116. Ces principes ont été maintenus par le décret du 13 décembre 1866, qui confère en outre aux indigènes musulmans la faculté de porter, d’un commun accord, leurs contestations devant la justice française (art. 2). Il est alors statué d’après les principes du droit musulman. Le même décret règle les formes suivant lesquelles la justice est rendue par les cadis, les juges de paix, les tribunaux de première instance et la cour d’appel d’Alger, confie au gouverneur général de l’Algérie la détermination des circonscriptions judiciaires (art. 6), organise la surveillance des tribunaux indigènes par l’autorité française, en territoire civil et en territoire militaire, constitue le personnel de chaque mahakma de cadi, trace enfin une procédure simplifiée pour les divers degrés de juridiction. Il faut se reporter au texte, dans le détail duquel on ne peut entrer ici.

117. Nous nous bornons aussi à une simple indication, en ce qui concerne la justice musulmane dans la région Saharienne. Son organisation et son mode d’administration sont réglés par le décret du 8 janvier 1870 qui reproduit la plupart des dispositions de celui de 1866, en subordonnant toutefois le droit d’appel à des conditions plus rigoureuses, à cause de la distance qui existe entre le Sahara et le siége des tribunaux français.

118. L’organisation de la justice civile et répressive en Kabylie résulte des décrets du 29 août et du 10 octobre 1874. Partout où les juges de paix français sont institués, le cadi perd ses attributions de juge et continue seulement d’exercer les fonctions de notaire entre musulmans, concurremment avec les notaires français, et de procéder à la liquidation et au partage des successions musulmanes, sauf à saisir, en cas de difficulté, le juge de paix, qui statue comme en matière de référé.

Le cercle de Fort-National, situé en territoire militaire, est assujetti à des règles spéciales ; la juridiction du cadi y est remplacée par des djemaâs de justice constituées dans chacune des sections de la commune indigène. (Déc. 29 août 1874, art. 21.)

art. 3. — répression des infractions spéciales à l’indigénat.

119. Tant qu’a duré l’état de guerre, la répression des faits criminels ou délictueux commis par les indigènes s’est confondue avec l’action militaire ; les peines individuelles, appliquées par les conseils de guerre, peines corporelles ou amendes, ont participé de l’arbitraire des mesures de sûreté publique ; la difficulté de découvrir les auteurs des assassinats et des vols, au milieu d’une population hostile, a, d’ailleurs, obligé à chercher des garanties dans la responsabilité collective des tribus et de leurs chefs, aghas ou kaïds, plus spécialement préposés au maintien de l’ordre et à la répression du brigandage. (Circ. du gouv. gén. du 8 janvier 1844.)

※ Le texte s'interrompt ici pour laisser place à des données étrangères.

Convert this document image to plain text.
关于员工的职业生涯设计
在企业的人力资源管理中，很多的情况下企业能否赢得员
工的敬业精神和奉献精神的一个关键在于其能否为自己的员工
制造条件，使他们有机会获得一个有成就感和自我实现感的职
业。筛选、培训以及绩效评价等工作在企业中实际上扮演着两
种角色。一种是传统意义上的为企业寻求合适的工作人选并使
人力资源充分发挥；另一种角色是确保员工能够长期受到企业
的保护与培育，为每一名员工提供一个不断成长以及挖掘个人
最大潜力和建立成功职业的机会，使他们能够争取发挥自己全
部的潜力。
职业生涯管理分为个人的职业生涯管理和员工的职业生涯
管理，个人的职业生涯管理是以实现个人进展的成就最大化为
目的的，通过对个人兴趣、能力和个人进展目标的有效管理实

Le maréchal Bugeaud s’est, le premier, appliqué à réglementer cette matière, de manière à supprimer autant que possible les abus, surtout ceux qui touchaient aux perceptions de toute nature. En conservant le principe des amendes imposées de tout temps par la législation musulmane, il a réglé, par une circulaire du 12 février 1844, les causes de l’imposition, la quotité des perceptions, la compétence des autorités ayant pouvoir de les ordonner, le mode de les prescrire et de les percevoir. Il faut encore remonter à cette circulaire pour y trouver l’énumération de ce qu’on a appelé plus tard les infractions spéciales à l’indigénat, c’est-à-dire des faits qui, échappant en France à toute répression ou n’étant frappés que de peines insignifiantes, empruntent, en Algérie, une gravité exceptionnelle à l’intention hostile de leur auteur ou aux conséquences possibles de leur accomplissement.

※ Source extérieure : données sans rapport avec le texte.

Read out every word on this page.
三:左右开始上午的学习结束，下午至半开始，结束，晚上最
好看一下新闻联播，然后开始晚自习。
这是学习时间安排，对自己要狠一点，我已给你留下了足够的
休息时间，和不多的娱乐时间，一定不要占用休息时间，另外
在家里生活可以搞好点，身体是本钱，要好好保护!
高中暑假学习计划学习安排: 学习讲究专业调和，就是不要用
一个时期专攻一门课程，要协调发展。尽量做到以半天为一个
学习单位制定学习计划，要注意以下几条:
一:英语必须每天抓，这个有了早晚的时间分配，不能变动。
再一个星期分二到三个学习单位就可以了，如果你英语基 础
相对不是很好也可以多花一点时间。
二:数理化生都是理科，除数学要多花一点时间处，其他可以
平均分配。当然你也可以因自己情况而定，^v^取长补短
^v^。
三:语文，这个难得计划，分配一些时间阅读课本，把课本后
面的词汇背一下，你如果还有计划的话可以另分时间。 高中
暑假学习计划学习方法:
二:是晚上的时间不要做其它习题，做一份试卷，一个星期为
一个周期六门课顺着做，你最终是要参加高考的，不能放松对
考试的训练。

120. Un arrêté du prince-ministre, du 21 septembre 1858, a cherché à régulariser par l’institution de commissions disciplinaires « la répression des crimes et des délits commis par les indigènes et qui ne sont pas déférés aux tribunaux ordinaires. » Cet arrêté a été bientôt remplacé par celui du 5 avril 1860 qui a institué une commission disciplinaire à Alger, près du commandant supérieur, et dans chaque chef-lieu de subdivision et de cercle. Ces commissions, dit l’article 4 de l’arrêté, connaissent des actes d’hostilité, crimes et délits, commis par les indigènes, en territoire militaire, et qu’il est impossible de déférer aux tribunaux civils ou aux conseils de guerre.

121. En 1872, un nouvel arrêté a réorganisé les commissions disciplinaires, au point de vue de l’application du régime civil. Ce régime venait d’être appliqué, sans transition suffisamment ménagée, à des territoires militaires où l’organisation judiciaire française n’était pas introduite ; l’arrêté précité, rendu à la date du 26 février 1872, a eu pour but de mettre à la disposition des chefs des nouvelles circonscriptions cantonales des pouvoirs de répression qu’ils ne trouvaient pas dans le principe de leur institution et auxquels leur qualité d’agents civils ne leur permettait pas de suppléer.

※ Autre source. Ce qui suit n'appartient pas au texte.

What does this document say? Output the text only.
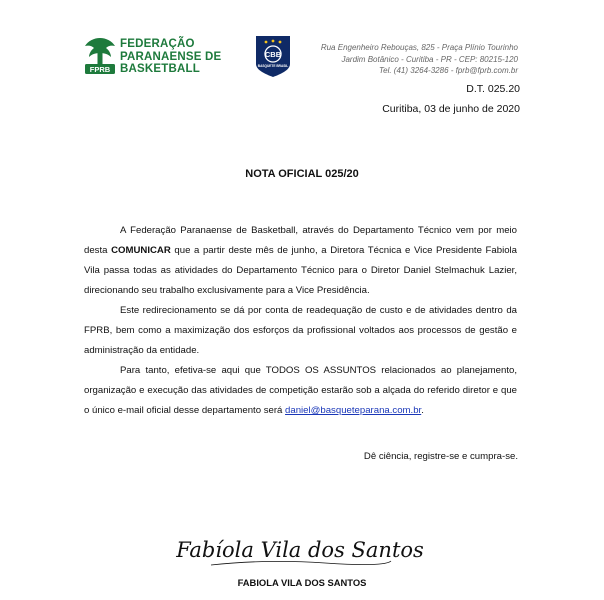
FPRB
FEDERAÇÃO
PARANAENSE DE
BASKETBALL
CBB
BASQUETE BRASIL
Rua Engenheiro Rebouças, 825 - Praça Plínio Tourinho
Jardim Botânico - Curitiba - PR - CEP: 80215-120
Tel. (41) 3264-3286 - fprb@fprb.com.br
D.T. 025.20
Curitiba, 03 de junho de 2020
NOTA OFICIAL 025/20

A Federação Paranaense de Basketball, através do Departamento Técnico vem por meio desta COMUNICAR que a partir deste mês de junho, a Diretora Técnica e Vice Presidente Fabiola Vila passa todas as atividades do Departamento Técnico para o Diretor Daniel Stelmachuk Lazier, direcionando seu trabalho exclusivamente para a Vice Presidência.

Este redirecionamento se dá por conta de readequação de custo e de atividades dentro da FPRB, bem como a maximização dos esforços da profissional voltados aos processos de gestão e administração da entidade.

Para tanto, efetiva-se aqui que TODOS OS ASSUNTOS relacionados ao planejamento, organização e execução das atividades de competição estarão sob a alçada do referido diretor e que o único e-mail oficial desse departamento será daniel@basqueteparana.com.br.

Dê ciência, registre-se e cumpra-se.
Fabíola Vila dos Santos
FABIOLA VILA DOS SANTOS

Dans cet arrêté, se découvre une tendance à ne pas distinguer entre le territoire militaire et le territoire civil et à ne prendre en considération que la qualité d’indigène chez l’auteur des faits délictueux, indépendamment du lieu où ils ont été commis. Le décret du 29 août 1874, sur l’organisation judiciaire de la Kabylie, étendu à tous les territoires civils de l’Algérie par le décret du 10 septembre 1874, a rétabli la distinction, qui avait cessé d’être nettement accusée.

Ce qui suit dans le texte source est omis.